The inner aspect of a human being-character-also possesses innate tendencies that guide its development. The love of parents and the guidance of good teachers are input for the growth of the young person internally, just as food, water and air nourish the body externally. As he or she grows, the response to this input becomes more and more a matter of choice and will. Therefore, unlike the body, character does not grow automatically. Observing the great disparity in people's character, it is evident that moral development is not obtained except by making conscious effort and investment.

Psychology describes an optimal developmental pathway for moral development through a sequence of stages.2 Yet how far a person progresses on this pathway is variable, depending on upbringing, education, and the person's own efforts. Every person is endowed with a heart and conscience, providing a natural orientation towards morality and goodness. When the heart is nurtured in its aspiration for genuine love, and the conscience is supported by good choices in daily life, these moral faculties grow into the organizing center of a confident moral self with a strong sense of life's responsibilities.

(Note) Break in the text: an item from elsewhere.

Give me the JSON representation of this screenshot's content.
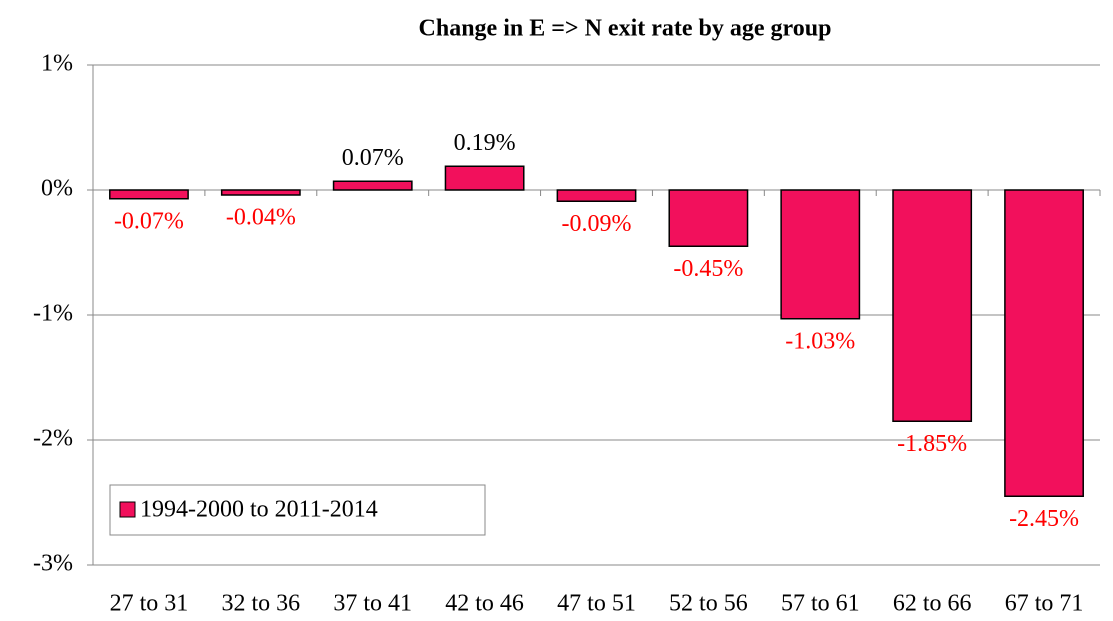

Psychologists Anne Colby and William Damon describe this process as the "progressive formation of a sense of self around a moral center."3 On the other hand, without proper rearing and upright living, a person's moral development may take one of the many "sub-optimal paths" which lead to stagnation.4


1Kevin Ryan and Karen E. Bohlin, Building Character in Schools (San Francisco: Jossey-Bass, 1999), p. 11.

2Erik Erikson, Identity, Youth, and Crisis (New York: W.W. Norton, 1968); Lawrence Kohlberg, "Stage and Sequence: The Cognitive-Developmental Approach to Socialization," in D. Goslin, ed., Handbook of Socialization Theory and Research (Chicago: Rand McNally, 1969), pp. 347-480.

3Anne Colby and William Damon, Some Do Care: Contemporary Lives of Moral Commitment (New York: Macmillan, 1992).

4Elena Mustakova-Poussardt, "The Ontogeny of Critical Consciousness," Ph.D. dissertation, University of Massachusetts, Amherst MA, 1996.